Why was Luke referring to Jesus as “king” in the context of his passion and death? Well, it seems to me that two observations are necessary here. First, when Pilate and his soldiers referred to Jesus as “king,” it was understood in the physical sense, but Jesus had neither a fancy palace nor unlimited armies to challenge the authority of the emperor. Consequently, any regal reference to Jesus was obviously within the context of mockery. Second, Luke was attempting to demonstrate that spiritual kingship was more valuable than physical kingship, which Jesus’ resurrection subsequently demonstrated in later theological development. So, we have in this biblical reading a contrast between the physical and the spiritual sides of kingship.
How does Luke do this? The contrast seems to be manifested between Pilate/soldiers and one of the criminals being crucified with Jesus. Pilate asks Jesus if he is king, and he places an inscription on the cross, “This is the king of the Jews” (=physical understanding of king; mockery). Some of the soldiers mockingly say to Jesus, “If you are the king of the Jews, save yourself” (=physical understanding of king; mockery).
However, one of the criminals being crucified with Jesus seems to have undergone a type of conversion. This conversion seems to have manifested itself in an act of belief. For he says to Jesus, “Jesus, remember me when you come into your kingdom” (=spiritual understanding of king; affirmation). The belief in Jesus as spiritual king seems to have come from some kind of conversion. Who knows how or why?
What can we learn from the above Gospel reading? No doubt, many things. But I would like to suggest two lessons. I would call them: “The Jesus pattern,” and “Periodic conversion.”

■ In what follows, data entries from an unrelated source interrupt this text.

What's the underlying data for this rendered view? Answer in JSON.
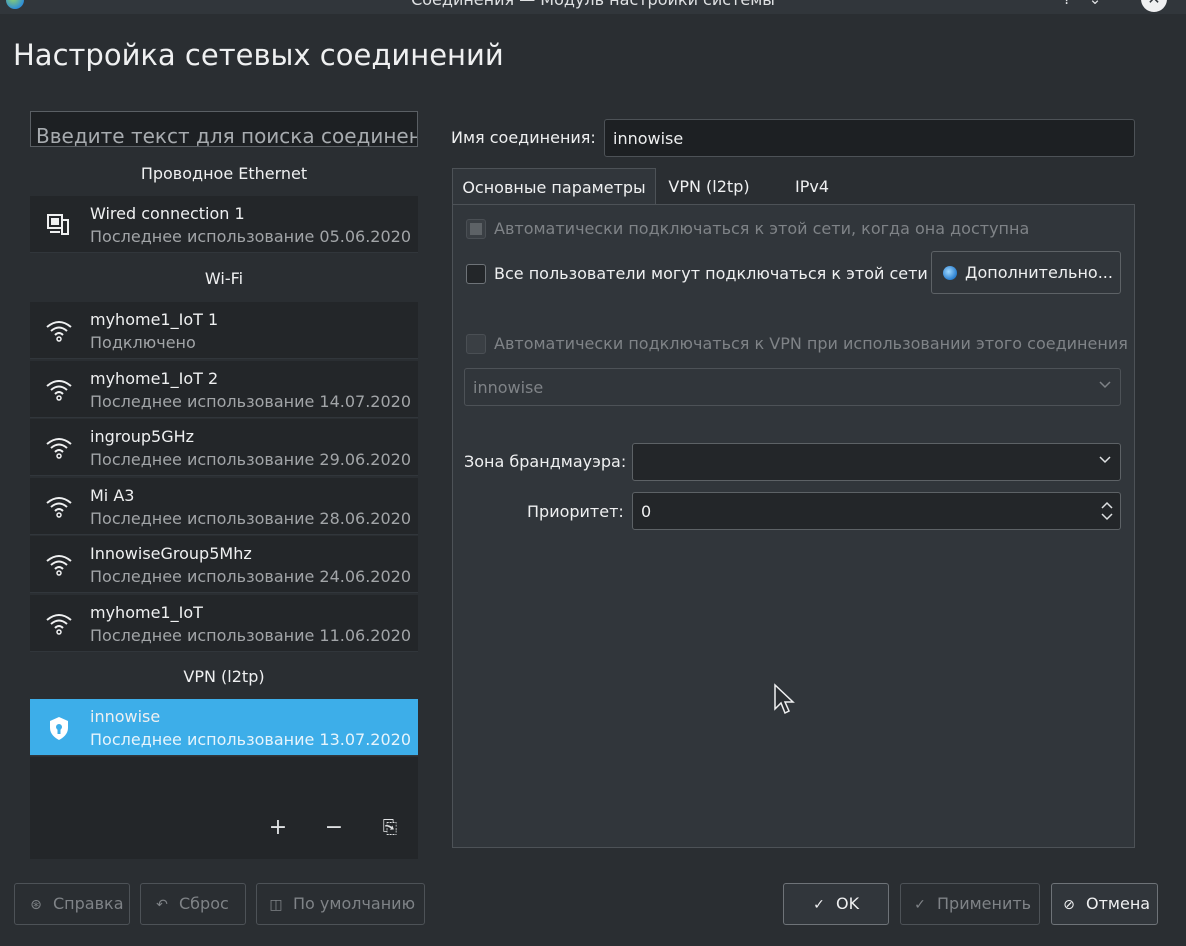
{
  "window": {
    "title": "Соединения — Модуль настройки системы",
    "help_glyph": "?",
    "shade_glyph": "⌄",
    "minimize_glyph": "⌃",
    "close_glyph": "✕"
  },
  "page_title": "Настройка сетевых соединений",
  "search": {
    "placeholder": "Введите текст для поиска соединен"
  },
  "sections": {
    "ethernet": "Проводное Ethernet",
    "wifi": "Wi-Fi",
    "vpn": "VPN (l2tp)"
  },
  "connections": {
    "ethernet": [
      {
        "name": "Wired connection 1",
        "status": "Последнее использование 05.06.2020",
        "icon": "wired-network-icon"
      }
    ],
    "wifi": [
      {
        "name": "myhome1_IoT 1",
        "status": "Подключено",
        "icon": "wifi-icon"
      },
      {
        "name": "myhome1_IoT 2",
        "status": "Последнее использование 14.07.2020",
        "icon": "wifi-icon"
      },
      {
        "name": "ingroup5GHz",
        "status": "Последнее использование 29.06.2020",
        "icon": "wifi-icon"
      },
      {
        "name": "Mi A3",
        "status": "Последнее использование 28.06.2020",
        "icon": "wifi-icon"
      },
      {
        "name": "InnowiseGroup5Mhz",
        "status": "Последнее использование 24.06.2020",
        "icon": "wifi-icon"
      },
      {
        "name": "myhome1_IoT",
        "status": "Последнее использование 11.06.2020",
        "icon": "wifi-icon"
      }
    ],
    "vpn": [
      {
        "name": "innowise",
        "status": "Последнее использование 13.07.2020",
        "icon": "vpn-shield-icon",
        "selected": true
      }
    ]
  },
  "list_footer": {
    "add": "+",
    "remove": "−",
    "export": "⎘"
  },
  "editor": {
    "conn_name_label": "Имя соединения:",
    "conn_name_value": "innowise",
    "tabs": [
      "Основные параметры",
      "VPN (l2tp)",
      "IPv4"
    ],
    "active_tab": 0,
    "auto_connect_label": "Автоматически подключаться к этой сети, когда она доступна",
    "all_users_label": "Все пользователи могут подключаться к этой сети",
    "advanced_button": "Дополнительно...",
    "auto_vpn_label": "Автоматически подключаться к VPN при использовании этого соединения",
    "vpn_combo_value": "innowise",
    "firewall_label": "Зона брандмауэра:",
    "firewall_value": "",
    "priority_label": "Приоритет:",
    "priority_value": "0"
  },
  "buttons": {
    "help": "Справка",
    "reset": "Сброс",
    "defaults": "По умолчанию",
    "ok": "OK",
    "apply": "Применить",
    "cancel": "Отмена"
  },
  "colors": {
    "background": "#2a2e32",
    "selection": "#3daee9",
    "list_bg": "#232629"
  }
}
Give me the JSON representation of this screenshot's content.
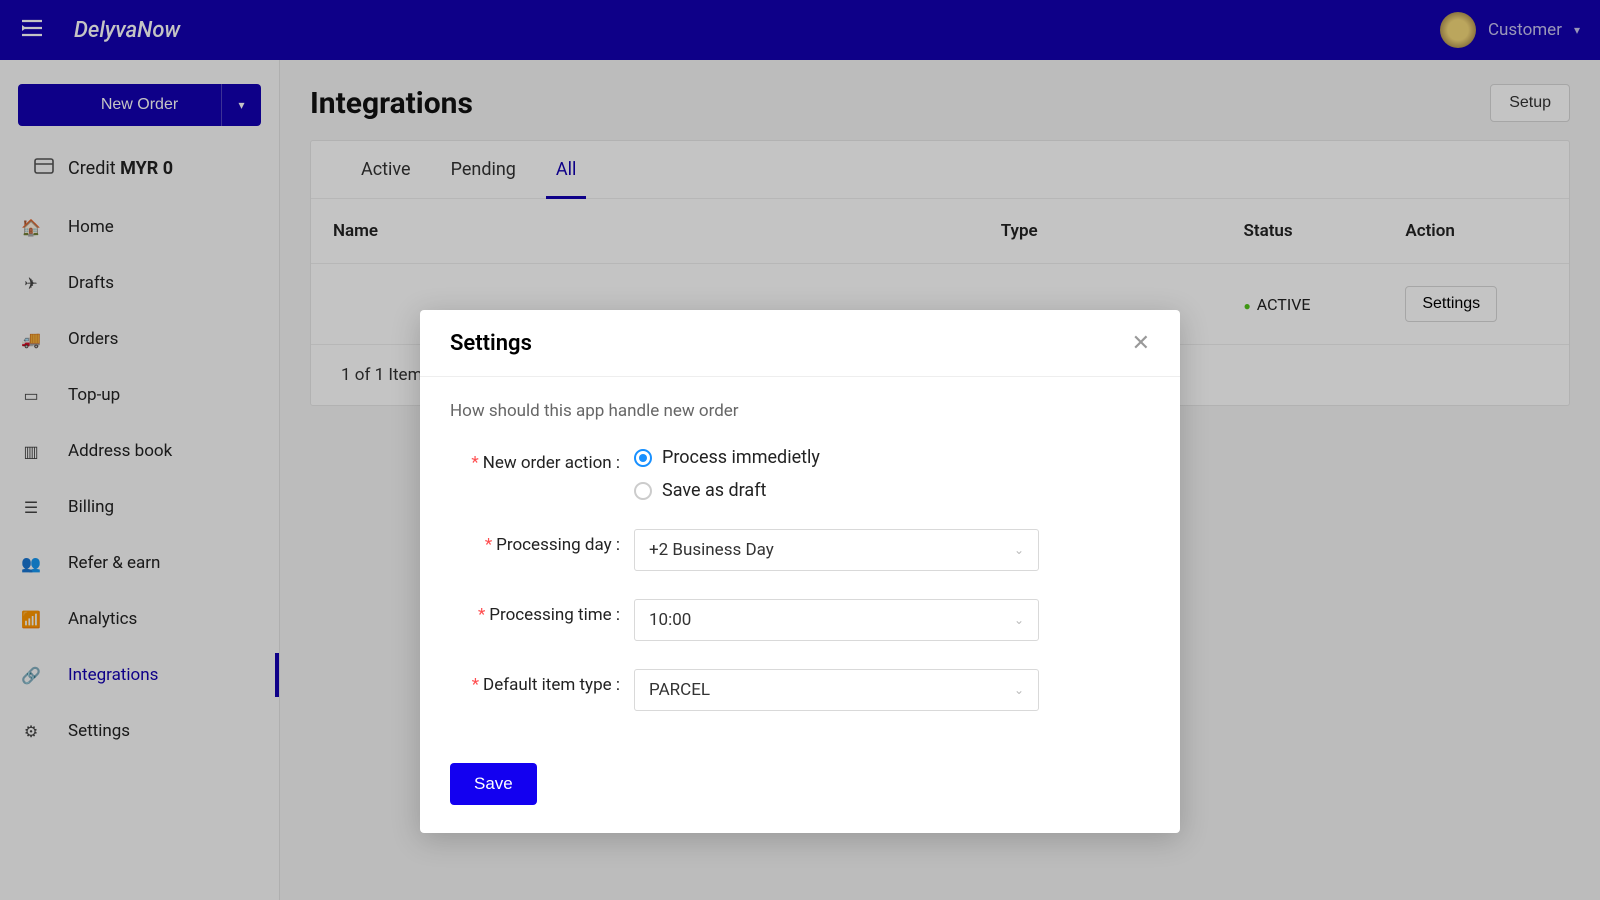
{
  "header": {
    "brand": "DelyvaNow",
    "user_label": "Customer"
  },
  "sidebar": {
    "new_order_label": "New Order",
    "credit_label": "Credit",
    "credit_amount": "MYR 0",
    "items": [
      {
        "label": "Home",
        "icon": "home"
      },
      {
        "label": "Drafts",
        "icon": "send"
      },
      {
        "label": "Orders",
        "icon": "truck"
      },
      {
        "label": "Top-up",
        "icon": "wallet"
      },
      {
        "label": "Address book",
        "icon": "book"
      },
      {
        "label": "Billing",
        "icon": "list"
      },
      {
        "label": "Refer & earn",
        "icon": "users"
      },
      {
        "label": "Analytics",
        "icon": "chart"
      },
      {
        "label": "Integrations",
        "icon": "link"
      },
      {
        "label": "Settings",
        "icon": "gear"
      }
    ],
    "active_index": 8
  },
  "page": {
    "title": "Integrations",
    "setup_label": "Setup",
    "tabs": [
      "Active",
      "Pending",
      "All"
    ],
    "active_tab_index": 2,
    "columns": {
      "name": "Name",
      "type": "Type",
      "status": "Status",
      "action": "Action"
    },
    "row": {
      "status": "ACTIVE",
      "action_label": "Settings"
    },
    "footer": "1 of 1 Item"
  },
  "modal": {
    "title": "Settings",
    "intro": "How should this app handle new order",
    "labels": {
      "new_order_action": "New order action",
      "processing_day": "Processing day",
      "processing_time": "Processing time",
      "default_item_type": "Default item type"
    },
    "radio_options": {
      "process": "Process immedietly",
      "draft": "Save as draft"
    },
    "radio_selected": "process",
    "processing_day_value": "+2 Business Day",
    "processing_time_value": "10:00",
    "default_item_type_value": "PARCEL",
    "save_label": "Save"
  }
}
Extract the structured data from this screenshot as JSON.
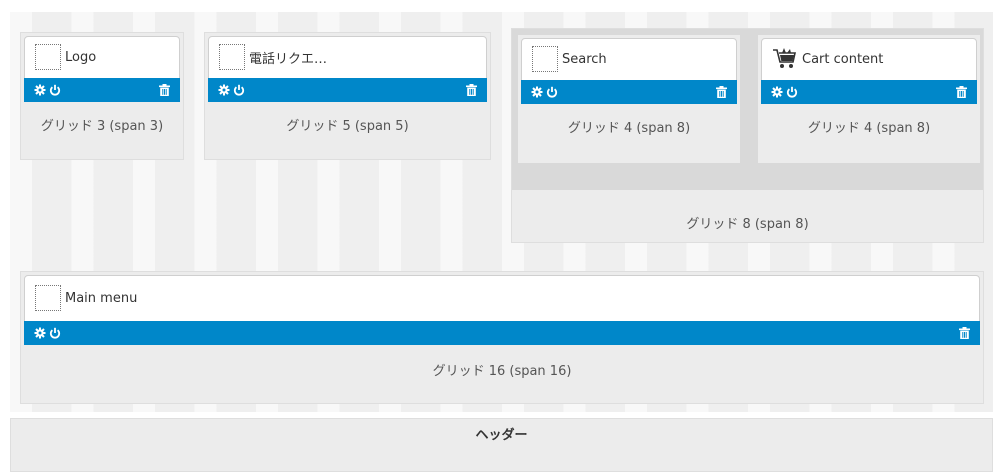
{
  "modules": {
    "logo": {
      "title": "Logo"
    },
    "request": {
      "title": "電話リクエ…"
    },
    "search": {
      "title": "Search"
    },
    "cart": {
      "title": "Cart content"
    },
    "main_menu": {
      "title": "Main menu"
    }
  },
  "grids": {
    "grid3": "グリッド 3 (span 3)",
    "grid5": "グリッド 5 (span 5)",
    "grid4a": "グリッド 4 (span 8)",
    "grid4b": "グリッド 4 (span 8)",
    "grid8": "グリッド 8 (span 8)",
    "grid16": "グリッド 16 (span 16)"
  },
  "section": {
    "label": "ヘッダー"
  },
  "colors": {
    "accent": "#0087c9",
    "grid_bg": "#ececec"
  },
  "icons": [
    "placeholder-icon",
    "gear-icon",
    "power-icon",
    "trash-icon",
    "cart-icon"
  ]
}
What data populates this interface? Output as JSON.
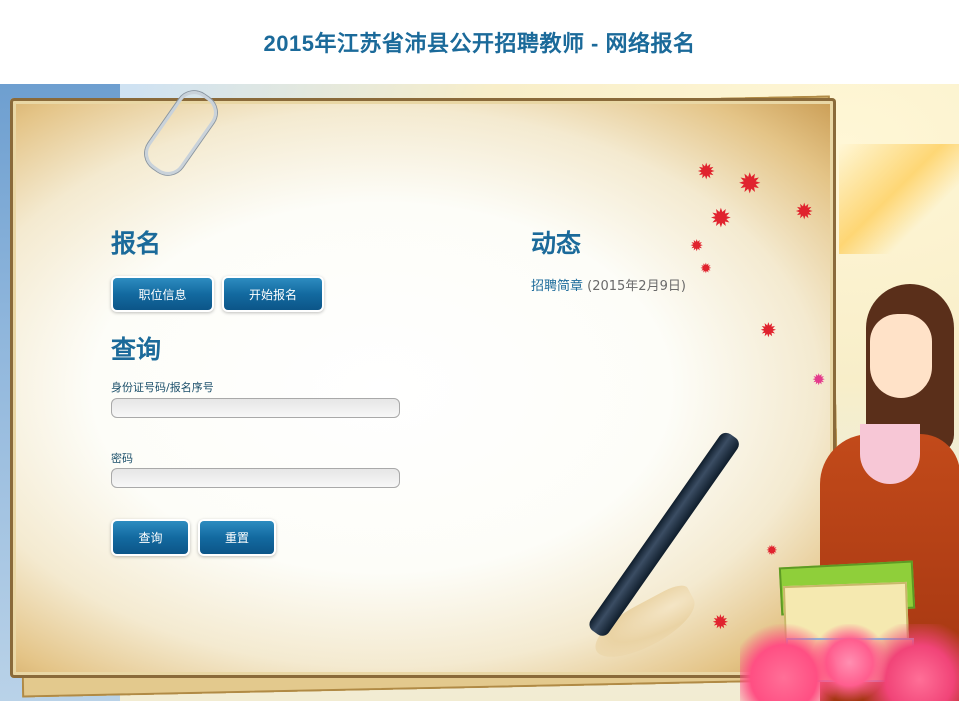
{
  "page_title": "2015年江苏省沛县公开招聘教师 - 网络报名",
  "register": {
    "title": "报名",
    "job_info_label": "职位信息",
    "start_label": "开始报名"
  },
  "query": {
    "title": "查询",
    "id_label": "身份证号码/报名序号",
    "id_value": "",
    "password_label": "密码",
    "password_value": "",
    "submit_label": "查询",
    "reset_label": "重置"
  },
  "news": {
    "title": "动态",
    "items": [
      {
        "title": "招聘简章",
        "date": "(2015年2月9日)"
      }
    ]
  },
  "colors": {
    "accent": "#1b6a9a",
    "button_top": "#2d8cc0",
    "button_bottom": "#0c5588"
  },
  "icons": [
    "paperclip-icon",
    "maple-leaf-icon",
    "brush-icon"
  ]
}
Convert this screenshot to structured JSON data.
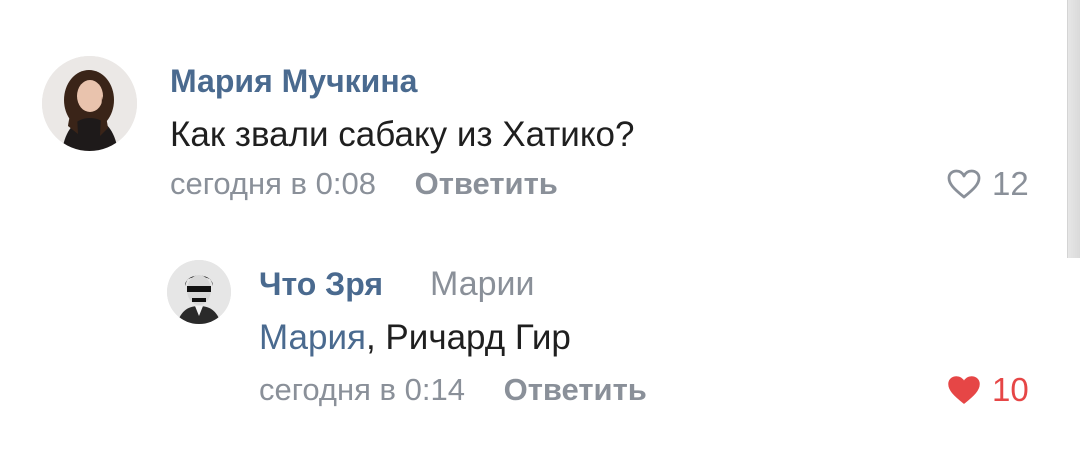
{
  "comments": [
    {
      "author": "Мария Мучкина",
      "text": "Как звали сабаку из Хатико?",
      "time": "сегодня в 0:08",
      "reply_label": "Ответить",
      "likes": "12",
      "liked": false
    },
    {
      "author": "Что Зря",
      "reply_to": "Марии",
      "mention": "Мария",
      "text_rest": ", Ричард Гир",
      "time": "сегодня в 0:14",
      "reply_label": "Ответить",
      "likes": "10",
      "liked": true
    }
  ],
  "colors": {
    "author": "#4a6a8f",
    "text": "#1f1f1f",
    "meta": "#8a9099",
    "like_active": "#e64646"
  },
  "icons": {
    "like_inactive": "heart-outline-icon",
    "like_active": "heart-filled-icon"
  }
}
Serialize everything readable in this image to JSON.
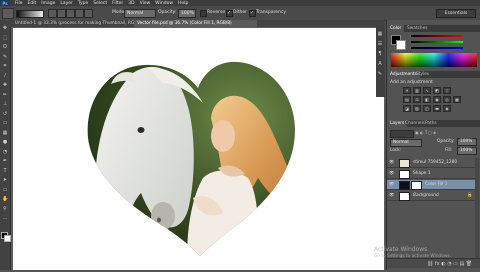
{
  "menubar": {
    "logo": "Ps",
    "items": [
      "File",
      "Edit",
      "Image",
      "Layer",
      "Type",
      "Select",
      "Filter",
      "3D",
      "View",
      "Window",
      "Help"
    ]
  },
  "options": {
    "mode_label": "Mode:",
    "mode_value": "Normal",
    "opacity_label": "Opacity:",
    "opacity_value": "100%",
    "reverse_label": "Reverse",
    "dither_label": "Dither",
    "transparency_label": "Transparency",
    "workspace": "Essentials"
  },
  "tabs": [
    {
      "label": "Untitled-1 @ 33.3% (process for making Thumbnail, RGB/8) *",
      "active": false
    },
    {
      "label": "Vector file.psd @ 36.7% (Color Fill 1, RGB/8)",
      "active": true
    }
  ],
  "panels": {
    "color_tabs": [
      "Color",
      "Swatches"
    ],
    "adjust_tabs": [
      "Adjustments",
      "Styles"
    ],
    "adjust_title": "Add an adjustment",
    "layers_tabs": [
      "Layers",
      "Channels",
      "Paths"
    ],
    "blend_mode": "Normal",
    "opacity_label": "Opacity:",
    "opacity_value": "100%",
    "fill_label": "Fill:",
    "fill_value": "100%",
    "layers": [
      {
        "name": "stimul 759452_1280",
        "selected": false
      },
      {
        "name": "Shape 1",
        "selected": false
      },
      {
        "name": "Color Fill 1",
        "selected": true
      },
      {
        "name": "Background",
        "selected": false
      }
    ]
  },
  "watermark": {
    "line1": "Activate Windows",
    "line2": "Go to Settings to activate Windows."
  }
}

First of all, the “Jesus pattern” will remind us that every thing that Jesus did and said was spoken/done in the form of a pattern, namely, LIFE-SUFFERING-DEATH-RESURRECTION. Every gesture that we say or do should follow this pattern. Our life should be one of saying and doing good things to others. Meanwhile, problems will surface in life that will bring us suffering, and eventual death. But our faith tells us and gives us hope that after pain and suffering there is always resurrection.
Secondly, the “Periodic conversion” can come about in several ways. Our failure in responsibility toward others should be dealt with immediately. Possibly by the Sacrament of Reconciliation, outward signs of forgiveness, or other similar gestures.
One memorable scene in the Gospel is Jesus’ response to the criminal who asked to be remembered in Jesus’ kingdom. The same can be said to us should we have adopted the “Jesus pattern” and the “periodic conversion.” And that is, “Today, you will be with me in Paradise.” May our prayer be that every day of our lives can be that “today.”